Terörsüz Türkiye hedefinin, yani örgütün kendini feshetmesinin ardından yaşanması mukadder demokratik reform ve iyileştirmeleri sadece bir hedef değil kendi şerefinin bir parçası olarak tanımlaması, şüphesiz Sayın Bahçeli’nin tarzı kadar sürece dair “garantörlüğü” ifade etmesi açısından anlamlıdır. 
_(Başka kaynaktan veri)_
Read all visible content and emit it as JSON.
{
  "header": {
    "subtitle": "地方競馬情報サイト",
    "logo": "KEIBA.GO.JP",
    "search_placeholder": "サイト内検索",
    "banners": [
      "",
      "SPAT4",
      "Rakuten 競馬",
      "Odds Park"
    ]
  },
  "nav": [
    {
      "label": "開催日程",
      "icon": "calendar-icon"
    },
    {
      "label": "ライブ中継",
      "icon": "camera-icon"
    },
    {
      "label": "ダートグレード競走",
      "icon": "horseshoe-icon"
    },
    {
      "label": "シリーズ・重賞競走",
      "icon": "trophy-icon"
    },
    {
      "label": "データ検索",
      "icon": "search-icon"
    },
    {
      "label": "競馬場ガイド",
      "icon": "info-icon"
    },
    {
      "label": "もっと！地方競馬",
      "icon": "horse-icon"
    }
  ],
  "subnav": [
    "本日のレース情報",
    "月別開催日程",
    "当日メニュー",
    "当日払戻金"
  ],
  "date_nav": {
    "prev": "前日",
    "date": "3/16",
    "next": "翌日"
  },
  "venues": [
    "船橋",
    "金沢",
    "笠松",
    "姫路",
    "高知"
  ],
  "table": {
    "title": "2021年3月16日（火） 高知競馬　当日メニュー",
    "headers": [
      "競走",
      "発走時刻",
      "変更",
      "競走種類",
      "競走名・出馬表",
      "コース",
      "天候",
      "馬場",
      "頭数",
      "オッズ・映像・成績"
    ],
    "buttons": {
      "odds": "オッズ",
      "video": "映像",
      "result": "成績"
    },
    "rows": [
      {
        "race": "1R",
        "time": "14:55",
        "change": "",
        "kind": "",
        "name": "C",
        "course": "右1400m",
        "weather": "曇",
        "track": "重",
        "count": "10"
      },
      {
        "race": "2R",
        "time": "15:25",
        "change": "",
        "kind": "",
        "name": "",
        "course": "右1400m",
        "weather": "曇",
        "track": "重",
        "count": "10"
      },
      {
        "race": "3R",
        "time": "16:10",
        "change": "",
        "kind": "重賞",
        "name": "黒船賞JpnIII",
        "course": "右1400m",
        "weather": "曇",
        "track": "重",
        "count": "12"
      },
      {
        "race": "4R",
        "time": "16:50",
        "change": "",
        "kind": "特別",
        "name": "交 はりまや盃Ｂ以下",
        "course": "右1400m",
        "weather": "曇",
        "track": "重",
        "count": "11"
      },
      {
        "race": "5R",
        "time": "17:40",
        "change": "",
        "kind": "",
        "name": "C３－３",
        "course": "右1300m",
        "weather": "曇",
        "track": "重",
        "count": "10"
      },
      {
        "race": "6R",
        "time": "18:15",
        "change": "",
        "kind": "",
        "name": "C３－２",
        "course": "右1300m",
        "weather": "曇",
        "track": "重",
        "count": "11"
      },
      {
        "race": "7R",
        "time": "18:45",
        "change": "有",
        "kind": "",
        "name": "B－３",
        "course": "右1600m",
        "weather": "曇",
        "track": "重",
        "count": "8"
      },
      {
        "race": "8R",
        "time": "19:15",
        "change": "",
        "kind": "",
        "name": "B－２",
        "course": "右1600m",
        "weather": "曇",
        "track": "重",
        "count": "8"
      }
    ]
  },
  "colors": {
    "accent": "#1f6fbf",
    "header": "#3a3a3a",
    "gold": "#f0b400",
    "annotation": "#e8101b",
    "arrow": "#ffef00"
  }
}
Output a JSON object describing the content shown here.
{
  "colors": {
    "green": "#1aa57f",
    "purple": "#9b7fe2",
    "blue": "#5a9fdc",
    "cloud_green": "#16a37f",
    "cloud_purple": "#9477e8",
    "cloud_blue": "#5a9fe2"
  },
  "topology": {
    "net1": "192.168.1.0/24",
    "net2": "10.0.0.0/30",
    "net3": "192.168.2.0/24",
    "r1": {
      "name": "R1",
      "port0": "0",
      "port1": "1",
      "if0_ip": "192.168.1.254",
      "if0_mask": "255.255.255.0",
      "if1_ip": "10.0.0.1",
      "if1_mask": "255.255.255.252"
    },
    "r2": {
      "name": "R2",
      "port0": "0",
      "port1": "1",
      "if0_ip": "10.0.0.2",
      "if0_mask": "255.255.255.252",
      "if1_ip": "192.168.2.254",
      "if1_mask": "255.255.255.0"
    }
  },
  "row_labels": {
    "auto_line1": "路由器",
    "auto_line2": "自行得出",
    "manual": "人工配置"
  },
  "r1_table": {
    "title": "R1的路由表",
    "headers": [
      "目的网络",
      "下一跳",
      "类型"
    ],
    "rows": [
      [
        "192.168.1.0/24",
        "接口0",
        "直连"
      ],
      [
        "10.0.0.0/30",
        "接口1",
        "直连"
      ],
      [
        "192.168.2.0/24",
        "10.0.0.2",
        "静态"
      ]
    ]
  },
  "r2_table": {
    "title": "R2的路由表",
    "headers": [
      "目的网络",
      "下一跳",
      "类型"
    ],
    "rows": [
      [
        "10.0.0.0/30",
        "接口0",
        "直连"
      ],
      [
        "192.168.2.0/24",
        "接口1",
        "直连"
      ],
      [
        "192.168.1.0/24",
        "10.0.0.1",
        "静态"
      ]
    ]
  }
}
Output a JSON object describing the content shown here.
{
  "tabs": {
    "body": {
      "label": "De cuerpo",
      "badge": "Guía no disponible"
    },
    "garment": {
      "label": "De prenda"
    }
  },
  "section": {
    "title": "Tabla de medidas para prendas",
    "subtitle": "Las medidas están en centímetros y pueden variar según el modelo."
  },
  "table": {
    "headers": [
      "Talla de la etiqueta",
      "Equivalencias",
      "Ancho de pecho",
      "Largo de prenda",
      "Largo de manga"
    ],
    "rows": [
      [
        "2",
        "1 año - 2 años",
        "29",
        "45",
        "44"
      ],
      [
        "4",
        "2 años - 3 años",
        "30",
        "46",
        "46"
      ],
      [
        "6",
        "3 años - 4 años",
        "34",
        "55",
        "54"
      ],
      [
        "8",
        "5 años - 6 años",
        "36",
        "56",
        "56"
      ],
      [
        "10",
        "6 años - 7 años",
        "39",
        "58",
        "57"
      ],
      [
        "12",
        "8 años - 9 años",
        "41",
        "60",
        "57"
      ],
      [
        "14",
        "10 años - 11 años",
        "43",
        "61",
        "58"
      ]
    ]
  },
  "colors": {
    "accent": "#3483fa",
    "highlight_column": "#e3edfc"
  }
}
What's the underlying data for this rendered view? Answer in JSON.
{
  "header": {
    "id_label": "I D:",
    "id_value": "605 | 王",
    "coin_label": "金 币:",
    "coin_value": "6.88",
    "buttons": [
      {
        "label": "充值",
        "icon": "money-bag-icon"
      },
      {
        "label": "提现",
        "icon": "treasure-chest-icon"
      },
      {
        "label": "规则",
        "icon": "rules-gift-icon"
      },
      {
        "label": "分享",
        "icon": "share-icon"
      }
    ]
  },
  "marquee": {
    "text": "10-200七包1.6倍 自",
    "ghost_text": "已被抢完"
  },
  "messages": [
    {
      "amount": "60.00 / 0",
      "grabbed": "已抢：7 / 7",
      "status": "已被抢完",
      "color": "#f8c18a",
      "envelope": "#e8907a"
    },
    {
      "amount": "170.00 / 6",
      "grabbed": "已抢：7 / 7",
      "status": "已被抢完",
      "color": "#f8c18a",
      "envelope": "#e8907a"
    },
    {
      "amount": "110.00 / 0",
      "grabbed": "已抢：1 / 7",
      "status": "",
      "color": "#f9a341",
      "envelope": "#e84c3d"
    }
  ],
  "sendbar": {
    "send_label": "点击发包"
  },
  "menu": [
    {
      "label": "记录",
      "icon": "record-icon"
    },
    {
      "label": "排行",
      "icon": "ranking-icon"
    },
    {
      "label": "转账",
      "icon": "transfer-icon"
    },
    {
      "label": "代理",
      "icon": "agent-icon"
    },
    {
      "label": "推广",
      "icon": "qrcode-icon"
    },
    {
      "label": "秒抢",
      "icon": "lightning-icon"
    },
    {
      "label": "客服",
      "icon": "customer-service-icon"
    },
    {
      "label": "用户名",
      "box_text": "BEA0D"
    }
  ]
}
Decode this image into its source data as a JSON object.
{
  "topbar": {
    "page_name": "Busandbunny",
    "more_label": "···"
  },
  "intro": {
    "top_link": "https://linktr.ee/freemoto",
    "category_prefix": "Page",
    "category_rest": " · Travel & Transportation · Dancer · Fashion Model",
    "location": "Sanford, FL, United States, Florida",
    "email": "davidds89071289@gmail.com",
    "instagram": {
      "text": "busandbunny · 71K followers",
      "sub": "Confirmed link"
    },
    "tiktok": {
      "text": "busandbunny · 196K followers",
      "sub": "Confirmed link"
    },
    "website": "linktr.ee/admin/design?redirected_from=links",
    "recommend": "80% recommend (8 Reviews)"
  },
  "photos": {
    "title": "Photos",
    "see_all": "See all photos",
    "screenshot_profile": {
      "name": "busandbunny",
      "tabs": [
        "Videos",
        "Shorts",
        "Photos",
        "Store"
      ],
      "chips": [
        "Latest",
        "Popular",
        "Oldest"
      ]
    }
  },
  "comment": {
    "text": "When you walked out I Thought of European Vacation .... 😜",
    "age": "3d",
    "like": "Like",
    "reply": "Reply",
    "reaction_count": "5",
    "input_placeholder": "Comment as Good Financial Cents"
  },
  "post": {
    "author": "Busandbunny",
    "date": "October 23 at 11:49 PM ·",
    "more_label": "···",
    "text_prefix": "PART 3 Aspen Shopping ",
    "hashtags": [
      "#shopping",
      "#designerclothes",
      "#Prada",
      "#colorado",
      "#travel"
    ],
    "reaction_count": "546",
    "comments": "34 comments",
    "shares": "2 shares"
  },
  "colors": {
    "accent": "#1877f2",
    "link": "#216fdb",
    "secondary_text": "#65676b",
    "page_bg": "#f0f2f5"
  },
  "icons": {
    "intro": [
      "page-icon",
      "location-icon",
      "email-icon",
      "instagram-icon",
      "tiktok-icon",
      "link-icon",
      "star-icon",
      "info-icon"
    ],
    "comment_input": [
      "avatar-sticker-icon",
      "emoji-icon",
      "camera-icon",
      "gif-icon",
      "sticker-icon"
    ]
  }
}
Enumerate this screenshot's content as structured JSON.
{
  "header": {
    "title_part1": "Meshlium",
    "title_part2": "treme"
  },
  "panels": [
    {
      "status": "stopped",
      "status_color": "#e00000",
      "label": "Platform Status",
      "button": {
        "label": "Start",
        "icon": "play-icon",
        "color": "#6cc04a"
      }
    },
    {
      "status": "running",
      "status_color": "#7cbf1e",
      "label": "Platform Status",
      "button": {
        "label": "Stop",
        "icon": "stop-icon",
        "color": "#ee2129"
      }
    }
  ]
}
Tasfiye mi, Demokratikleşme mi?

Tarihler 31 Mart 2025’e geldiğinde ise Bahçeli Türkgün gazetesinde yayımlanan “Yeni bir toplumsal hayat ve yeni bir Türkiye için: Tarihi çağrı” başlıklı yazısıyla, sürecin “yeni bir anayasa, demokratik reformlar ve toplumsal uzlaşı” ile desteklenmesi gerektiği belirtmiştir. Mesaj giderek netleştirilmiş, daha önce kullanmaktan kaçınılan “yol haritası” ifadesi kullanılmıştır. “Yol haritamızı bu doğrultuda hukuk, ahlak ve demokratik siyaset çerçevesinde belirleyip iyi niyetle uygulamalıyız.”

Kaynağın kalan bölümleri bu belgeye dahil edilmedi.